May 27, 2012
There are traces of regal bearing in Baiq Kartini's face but the beauty she once possessed, once boasted about by the villagers of Karang Jangkong, is long gone.
She lives alone in the home she has inhabited all her life, in the Karang Jangkong subdistrict of Cakra Barat, Mataram. Her brother drops in once in a while to check on her.
"I remember the name of the first man I fell in love with: Haji Zainuddin. We met a number of times. I shall never forget him," said Baiq Kartini, who turned 74 this year.
She prefers that people refer to her by her title, Baiq, since she is of noble birth and retains the title at great personal sacrifice – having chosen never to marry to uphold Sasak customary law.
Numbering about 2.6 million, the Sasak make up 85% of the population of Lombok, known across Indonesian as "the island of a thousand mosques". In every village, no matter how small or poor, a gleaming mosque rises above the rooftops.
The Sasak are thought to have inhabited Lombok for 2,000 years, and their distinctive culture – combining Islam, Hindu-Buddhist elements, and unique indigenous traits – is one example of Indonesia's incredible diversity.
High-ranking Sasak women bear a significant burden in preserving that culture, due to restrictions on whom they may marry: only their actual cousin or a noble of the same rank.
Should they marry a commoner, these women not only lose their titles but risk being disowned and disinherited. They are forbidden to return to their village of origin, unless under extraordinary circumstances such as the death of a parent – and that only to pay respects for the day.

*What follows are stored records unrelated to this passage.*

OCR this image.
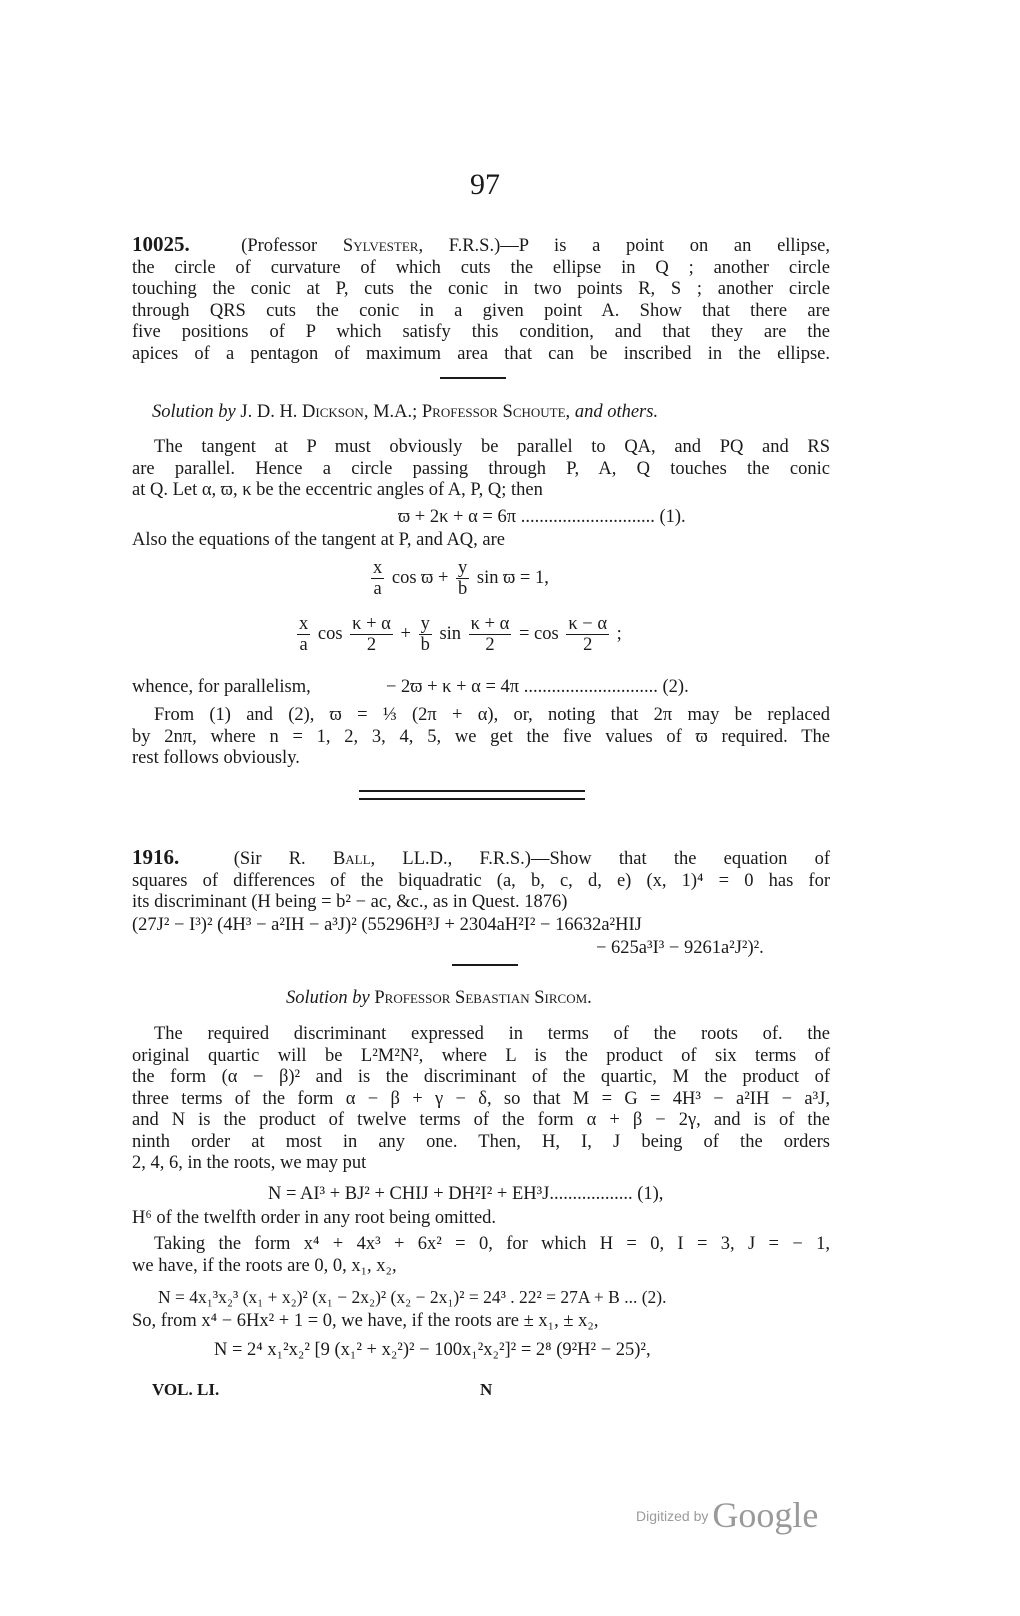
97
10025.	(Professor Sylvester, F.R.S.)—P is a point on an ellipse,
the circle of curvature of which cuts the ellipse in Q ; another circle
touching the conic at P, cuts the conic in two points R, S ; another circle
through QRS cuts the conic in a given point A. Show that there are
five positions of P which satisfy this condition, and that they are the
apices of a pentagon of maximum area that can be inscribed in the ellipse.
Solution by J. D. H. Dickson, M.A.; Professor Schoute, and others.
The tangent at P must obviously be parallel to QA, and PQ and RS
are parallel. Hence a circle passing through P, A, Q touches the conic
at Q. Let α, ϖ, κ be the eccentric angles of A, P, Q; then
ϖ + 2κ + α = 6π ............................. (1).
Also the equations of the tangent at P, and AQ, are
$\frac{x}{a}$ $\cos ϖ + \frac{y}{b}$ sin ϖ = 1,
$\frac{x}{a}$ $\cos \frac{\kappa + \alpha}{2} + \frac{y}{b}$ $\sin \frac{\kappa + \alpha}{2} = \cos \frac{\kappa - \alpha}{2}$ ;
whence, for parallelism,	− 2ϖ + κ + α = 4π ............................. (2).
From (1) and (2), ϖ = ⅓ (2π + α), or, noting that 2π may be replaced
by 2nπ, where n = 1, 2, 3, 4, 5, we get the five values of ϖ required. The
rest follows obviously.
1916.	(Sir R. Ball, LL.D., F.R.S.)—Show that the equation of
squares of differences of the biquadratic (a, b, c, d, e) (x, 1)⁴ = 0 has for
its discriminant (H being = b² − ac, &c., as in Quest. 1876)
(27J² − I³)² (4H³ − a²IH − a³J)² (55296H³J + 2304aH²I² − 16632a²HIJ
− 625a³I³ − 9261a²J²)².
Solution by Professor Sebastian Sircom.
The required discriminant expressed in terms of the roots of. the
original quartic will be L²M²N², where L is the product of six terms of
the form (α − β)² and is the discriminant of the quartic, M the product of
three terms of the form α − β + γ − δ, so that M = G = 4H³ − a²IH − a³J,
and N is the product of twelve terms of the form α + β − 2γ, and is of the
ninth order at most in any one. Then, H, I, J being of the orders
2, 4, 6, in the roots, we may put
N = AI³ + BJ² + CHIJ + DH²I² + EH³J.................. (1),
H⁶ of the twelfth order in any root being omitted.
Taking the form x⁴ + 4x³ + 6x² = 0, for which H = 0, I = 3, J = − 1,
we have, if the roots are 0, 0, x₁, x₂,
N = 4x₁³x₂³ (x₁ + x₂)² (x₁ − 2x₂)² (x₂ − 2x₁)² = 24³ . 22² = 27A + B ... (2).
So, from x⁴ − 6Hx² + 1 = 0, we have, if the roots are ± x₁, ± x₂,
N = 2⁴ x₁²x₂² [9 (x₁² + x₂²)² − 100x₁²x₂²]² = 2⁸ (9²H² − 25)²,
VOL. LI.	N
Digitized by Google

Baiq Kartini engaged in various relationships with commoners, but never married. She did not intend to become an old maid, but ultimately she felt that being a single noblewoman was better than being laughed at for failing to uphold customary law.
Preserving the Class System
Sasak nobles are reluctant to speak about this age-old tradition for fear of offending unmarried relatives or being frowned upon by outsiders. But Abdul Hamid, a resident of Batujai village in Lombok's Praya Barat district, is an exception.
Abdul, a noble married to a commoner, says the traditions are a method of preserving the purity of the Sasak class system, which has three broad levels demarcated by numbers.
The number 99 refers to the topmost class, with titles ranging from Raden to Datu, for men, and Dende for women. The number 66, belongs to the class of nobility with honorific titles Baiq and Lale for women and Lalu for men. The lowest figure, 33, refers to commoners.
When a nobleman like Abdul Hamid marries a commoner, it results in a demotion in class. His status as a Lalu was lowered to that of Perbape once he married a commoner.
But noblemen who marry commoners continue to enjoy cordial relations with family members and live in the family home. It is women who bear the brunt of preserving class hierarchy.
"Since I chose not to marry a noblewoman, my children do not need to end up marrying noblemen – and so on with my grandchildren and great-grandchildren. On its own, this status of nobility will fade away.
"The tradition to ensure that girls are married off to noblemen remains, however," he said.
Lucky to be a Commoner
Neneng Hartati, Abdul Hamid's wife, considers herself lucky to have grown up a commoner. From her husband's sisters, the eldest of whom is 50 and unmarried, she learned that a noblewoman has fewer rights than a commoner.
Most times, Neneng explained, female high school graduates are not allowed to go to college, for fear of free association with male commoners.
"There was a girl who managed to secure herself permission from all members of her family to study outside of Mataram, all the way in Malang, East Java. But she is under strict orders not to marry anyone of ordinary birth," Neneng said.
When a man learns that a girl is a Lale, he does not even try to get close to her. "Our values and traditions are strongly entrenched. Nobody would dare try something they know they would have no chance at," she said.
Forces of Change
With the increased mobility of modern society, education and economic forces are slowly loosening the constraints of customary laws for some Sasak. Islam, with its emphasis on the pursuit of education as a way to help others, has played a role.
Pipit, a 36-year-old Sasak woman, tells how her mother, a Sasak noble, left Sesaot village in West Lombok to study at the University of Mataram, Lombok's capital city. There, she met and later married a non-Sasak Hindu, after carefully weighing the risks.
"For her, education was one key to escaping confining customs. She never told me I had to marry a nobleman," said Pipit, whose husband is from Sulawesi. Today, the family lives in Mataram and has a successful retail business.
"Because we live in a city, the risk of family exclusion is very small, unless we go home," Pipit told Khabar. "We've also helped relatives back in the village who are poor, so the community's judgment of my mother has changed a little bit."